Cooling policies have succeeded
From a policy perspective, recent measures aimed at cooling down the real estate market appear to be working. The double impact of rising interest rates and mortgage stress tests have generally stemmed the rapid rise in house prices.
According to the Canadian Real Estate Association, the national average sale price saw a 4.9% year-on-year drop in December 2018 while the year ended with four straight months of declining national home sales.
Yet even in a softer market, first-time homebuyers are still being squeezed.
Unless they have money for a 20% down payment – which is often a stretch for first-time buyers – they are required to have mortgage insurance to access funds from big banks. This requires the stress test to be applied, which puts them at a considerable disadvantage in terms of buying power compared to well-capitalized buyers.
What can be done to help first-time homebuyers?
There are various policy solutions circulating in the market, such as:
- setting a fixed stress test of 5% applied across the board (not just to those without a 20% down payment) and
- making 30-year amortization an option for borrowers with insured mortgages.
The former would reduce uncertainty by standardizing requirements for all mortgages; the latter would help to make monthly payments more affordable.
Those aiming to purchase their first property could also benefit from shifting their expectations.
Previously, the hunt for an affordable foothold in the property market saw prospective buyers turn from single-family homes to condos. Today, some Canadians are shifting focus again and turning to rural properties in their pursuit of affordability.
First-time homebuyers (or their mortgage brokers) can seek out alternative lenders able to offer solutions that are unavailable from the big banks.
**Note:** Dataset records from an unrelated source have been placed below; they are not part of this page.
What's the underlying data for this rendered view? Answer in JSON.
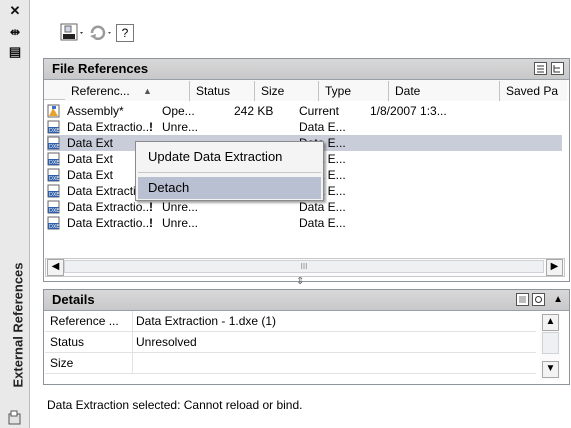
{
  "palette": {
    "header_bg": "#cfcfd0",
    "selection": "#c8cdd9",
    "menu_highlight": "#b9c0d2",
    "warning": "#000000"
  },
  "dock": {
    "title": "External References",
    "close_glyph": "✕",
    "pin_glyph": "⇹",
    "menu_glyph": "▤"
  },
  "toolbar": {
    "attach_icon": "attach-dwg-icon",
    "refresh_icon": "refresh-icon",
    "help_glyph": "?"
  },
  "file_refs": {
    "title": "File References",
    "columns": [
      "Referenc...",
      "Status",
      "Size",
      "Type",
      "Date",
      "Saved Pa"
    ],
    "sort_glyph": "▲",
    "rows": [
      {
        "name": "Assembly*",
        "flag": "",
        "status": "Ope...",
        "size": "242 KB",
        "type": "Current",
        "date": "1/8/2007 1:3...",
        "icon": "dwg"
      },
      {
        "name": "Data Extractio...",
        "flag": "!",
        "status": "Unre...",
        "size": "",
        "type": "Data E...",
        "date": "",
        "icon": "dxe"
      },
      {
        "name": "Data Ext",
        "flag": "",
        "status": "",
        "size": "",
        "type": "Data E...",
        "date": "",
        "icon": "dxe"
      },
      {
        "name": "Data Ext",
        "flag": "",
        "status": "",
        "size": "",
        "type": "Data E...",
        "date": "",
        "icon": "dxe"
      },
      {
        "name": "Data Ext",
        "flag": "",
        "status": "",
        "size": "",
        "type": "Data E...",
        "date": "",
        "icon": "dxe"
      },
      {
        "name": "Data Extractio...",
        "flag": "!",
        "status": "Unre...",
        "size": "",
        "type": "Data E...",
        "date": "",
        "icon": "dxe"
      },
      {
        "name": "Data Extractio...",
        "flag": "!",
        "status": "Unre...",
        "size": "",
        "type": "Data E...",
        "date": "",
        "icon": "dxe"
      },
      {
        "name": "Data Extractio...",
        "flag": "!",
        "status": "Unre...",
        "size": "",
        "type": "Data E...",
        "date": "",
        "icon": "dxe"
      }
    ],
    "scroll_mid": "III",
    "splitter_glyph": "⇕"
  },
  "context_menu": {
    "items": [
      "Update Data Extraction",
      "Detach"
    ]
  },
  "details": {
    "title": "Details",
    "rows": [
      {
        "key": "Reference ...",
        "value": "Data Extraction - 1.dxe (1)"
      },
      {
        "key": "Status",
        "value": "Unresolved"
      },
      {
        "key": "Size",
        "value": ""
      }
    ]
  },
  "status_message": "Data Extraction selected:  Cannot reload or bind."
}
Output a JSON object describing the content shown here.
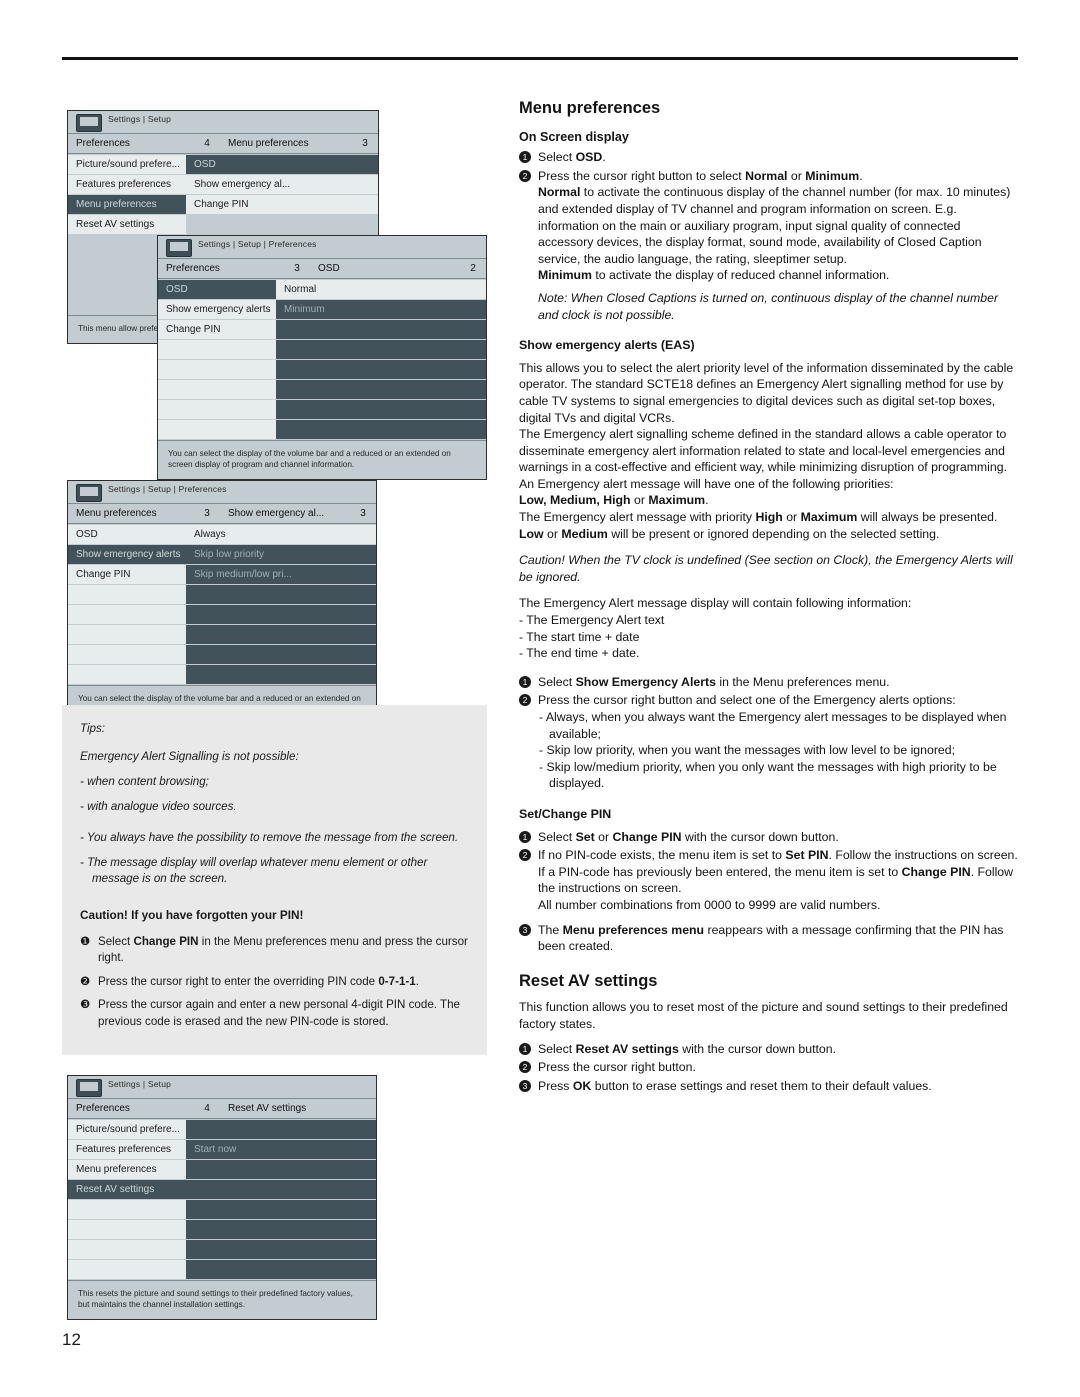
{
  "page": {
    "number": "12"
  },
  "osd_screens": [
    {
      "id": "settings-setup-1",
      "breadcrumb": "Settings | Setup",
      "head": {
        "left": "Preferences",
        "left_num": "4",
        "right": "Menu preferences",
        "right_num": "3"
      },
      "left_items": [
        "Picture/sound prefere...",
        "Features preferences",
        "Menu preferences",
        "Reset AV settings"
      ],
      "right_items": [
        "OSD",
        "Show emergency al...",
        "Change PIN"
      ],
      "note": "This menu allow preferences."
    },
    {
      "id": "settings-setup-preferences-osd",
      "breadcrumb": "Settings | Setup | Preferences",
      "head": {
        "left": "Preferences",
        "left_num": "3",
        "right": "OSD",
        "right_num": "2"
      },
      "left_items": [
        "OSD",
        "Show emergency alerts",
        "Change PIN"
      ],
      "right_items": [
        "Normal",
        "Minimum"
      ],
      "note": "You can select the display of the volume bar and a reduced or an extended on screen display of program and channel information."
    },
    {
      "id": "settings-setup-preferences-eas",
      "breadcrumb": "Settings | Setup | Preferences",
      "head": {
        "left": "Menu preferences",
        "left_num": "3",
        "right": "Show emergency al...",
        "right_num": "3"
      },
      "left_items": [
        "OSD",
        "Show emergency alerts",
        "Change PIN"
      ],
      "right_items": [
        "Always",
        "Skip low priority",
        "Skip medium/low pri..."
      ],
      "note": "You can select the display of the volume bar and a reduced or an extended on screen display of program and channel information."
    },
    {
      "id": "settings-setup-reset-av",
      "breadcrumb": "Settings | Setup",
      "head": {
        "left": "Preferences",
        "left_num": "4",
        "right": "Reset AV settings",
        "right_num": ""
      },
      "left_items": [
        "Picture/sound prefere...",
        "Features preferences",
        "Menu preferences",
        "Reset AV settings"
      ],
      "right_items": [
        "",
        "Start now",
        ""
      ],
      "note": "This resets the picture and sound settings to their predefined factory values, but maintains the channel installation settings."
    }
  ],
  "tips": {
    "heading": "Tips:",
    "line1": "Emergency Alert Signalling is not possible:",
    "bullets": [
      "- when content browsing;",
      "- with analogue video sources."
    ],
    "items": [
      "- You always have the possibility to remove the message from the screen.",
      "- The message display will overlap whatever menu element or other message is on the screen."
    ]
  },
  "caution_pin": {
    "heading": "Caution! If you have forgotten your PIN!",
    "steps": [
      {
        "num": "❶",
        "text_html": "Select <b>Change PIN</b> in the Menu preferences menu and press the cursor right."
      },
      {
        "num": "❷",
        "text_html": "Press the cursor right to enter the overriding PIN code <b>0-7-1-1</b>."
      },
      {
        "num": "❸",
        "text_html": "Press the cursor again and enter a new personal 4-digit PIN code. The previous code is erased and the new PIN-code is stored."
      }
    ]
  },
  "right": {
    "title": "Menu preferences",
    "osd": {
      "heading": "On Screen display",
      "step1": "Select <b>OSD</b>.",
      "step2": "Press the cursor right button to select <b>Normal</b> or <b>Minimum</b>.",
      "normal": "<b>Normal</b> to activate the continuous display of the channel number (for max. 10 minutes) and extended display of TV channel and program information on screen. E.g. information on the main or auxiliary program, input signal quality of connected accessory devices, the display format, sound mode, availability of Closed Caption service, the audio language, the rating, sleeptimer setup.",
      "minimum": "<b>Minimum</b> to activate the display of reduced channel information.",
      "note": "Note: When Closed Captions is turned on, continuous display of the channel number and clock is not possible."
    },
    "eas": {
      "heading": "Show emergency alerts (EAS)",
      "p1": "This allows you to select the alert priority level of the information disseminated by the cable operator. The standard SCTE18 defines an Emergency Alert signalling method for use by cable TV systems to signal emergencies to digital devices such as digital set-top boxes, digital TVs and digital VCRs.",
      "p2": "The Emergency alert signalling scheme defined in the standard allows a cable operator to disseminate emergency alert information related to state and local-level emergencies and warnings in a cost-effective and efficient way, while minimizing disruption of programming.",
      "p3": "An Emergency alert message will have one of the following priorities:",
      "priorities": "<b>Low, Medium, High</b> or <b>Maximum</b>.",
      "p4": "The Emergency alert message with priority <b>High</b> or <b>Maximum</b> will always be presented. <b>Low</b> or <b>Medium</b> will be present or ignored depending on the selected setting.",
      "caution": "Caution! When the TV clock is undefined (See section on Clock), the Emergency Alerts will be ignored.",
      "p5": "The Emergency Alert message display will contain following information:",
      "contains": [
        "- The Emergency Alert text",
        "- The start time + date",
        "- The end time + date."
      ],
      "step1": "Select <b>Show Emergency Alerts</b> in the Menu preferences menu.",
      "step2": "Press the cursor right button and select one of the Emergency alerts options:",
      "options": [
        "- Always, when you always want the Emergency alert messages to be displayed when available;",
        "- Skip low priority, when you want the messages with low level to be ignored;",
        "- Skip low/medium priority, when you only want the messages with high priority to be displayed."
      ]
    },
    "pin": {
      "heading": "Set/Change PIN",
      "step1": "Select <b>Set</b> or <b>Change PIN</b> with the cursor down button.",
      "step2": "If no PIN-code exists, the menu item is set to <b>Set PIN</b>. Follow the instructions on screen.",
      "step2b": "If a PIN-code has previously been entered, the menu item is set to <b>Change PIN</b>. Follow the instructions on screen.",
      "step2c": "All number combinations from 0000 to 9999 are valid numbers.",
      "step3": "The <b>Menu preferences menu</b> reappears with a message confirming that the PIN has been created."
    },
    "reset": {
      "heading": "Reset AV settings",
      "p1": "This function allows you to reset most of the picture and sound settings to their predefined factory states.",
      "step1": "Select <b>Reset AV settings</b> with the cursor down button.",
      "step2": "Press the cursor right button.",
      "step3": "Press <b>OK</b> button to erase settings and reset them to their default values."
    }
  }
}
A partner for challenging times
From name recognition to attractive rates, there are various reasons for prospective homebuyers and their mortgage brokers to look to Canada’s big banks for their mortgage needs. Yet B lenders and other private lenders are crucial for filling gaps in the market.
For first-time buyers discouraged about their home-buying prospects in 2019 amid deteriorating housing affordability, alternative lenders offer hope.
For example, Pillar’s uninsured mortgages mean borrowers do not face the same stress tests required by big banks (borrowers are required to qualify with a reasonable TDS), which can boost their maximum loan amount. In addition, Pillar can provide 30-year amortization, which can be useful for lowering borrowers’ monthly payments.
Pillar’s team works closely with Ontario’s mortgage broker community to provide solution-based lending for borrowers with needs outside the norm. While clouds remain on the horizon, we stand ready to help brokers navigate the challenging mortgage landscape so that they can bring the joy of first-time home ownership to more clients in 2019.